John Farahi, a Los Angeles Iranian-Jewish radio talk show host and financial investment manager, last week was charged in U.S. District Court in downtown Los Angeles for allegedly defrauding more than 100 local Iranian-American investors and various financial institutions of nearly $20 million over the course of nearly five years.
The 41-count indictment claims Farahi, 54, misled investors by telling them their funds were being invested by his Beverly Hills firm, NewPoint Financial Services Inc., in unsecured corporate bonds, FDIC-insured certificates of deposit, government bonds and corporate bonds issued by companies backed by funds from the Troubled Asset Relief Program (TARP). The indictment alleges Farahi did not make these investments for his clients but instead used the funds to create a Ponzi scheme, making payments to his firm’s earlier clients, trading in high-risk future options and using the funds to support his family’s lavish lifestyle.
“Starting in 2008, Farahi allegedly failed to tell NewPoint Financial Services investors that he had lost at least $15 million through his undisclosed options trading — even as he continued to solicit investors for NewPoint Financial Services,” according to a recently released U.S. Department of Justice statement.
In addition, the indictment claims that since 2003, Farahi has used his radio program, “The Economy Today,” featured on the Studio City-based Farsi-language Radio Iran KIRN 670 AM, to target members of Los Angeles’ Iranian-American community — many of whom are Iranian Jews — recommending they make appointments at his firm. According to the indictment, Farahi also allegedly lied to major banks about his financial condition in order to draw funds from lines of credit he had with the banks.

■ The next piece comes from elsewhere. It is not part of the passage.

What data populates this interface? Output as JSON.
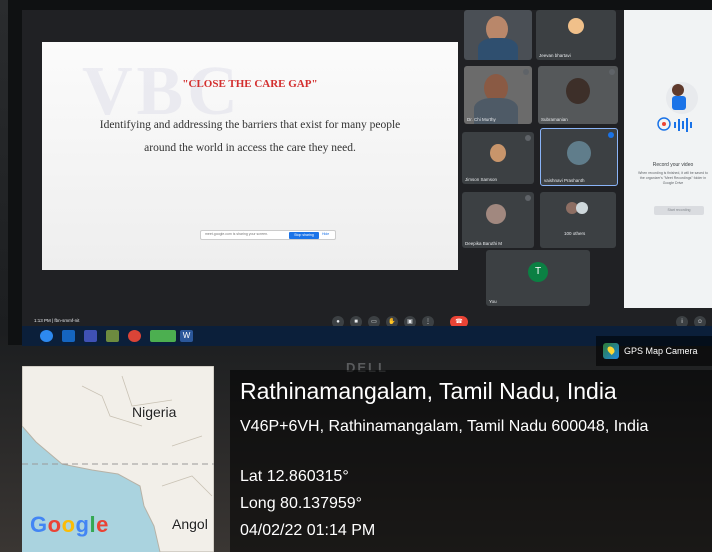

In April 2009, following the U.S. Securities and Exchange Commission (SEC) investigation into Farahi and his firm, the indictment states that Farahi allegedly conspired with his Century City attorney, David Tamman, to conceal his fraud scheme from the SEC. As a result, Tamman was also recently indicted for his alleged involvement with the cover-up of Farahi’s supposed Ponzi scheme.
According to U.S. federal statutes, if convicted on all 41 criminal counts, Farahi could face a maximum sentence of more than 700 years in federal prison and Tamman could face a maximum sentence of 190 years in federal prison. Farahi voluntarily surrendered to authorities and was taken into custody on Dec. 9; he remains in jail and has been denied bail.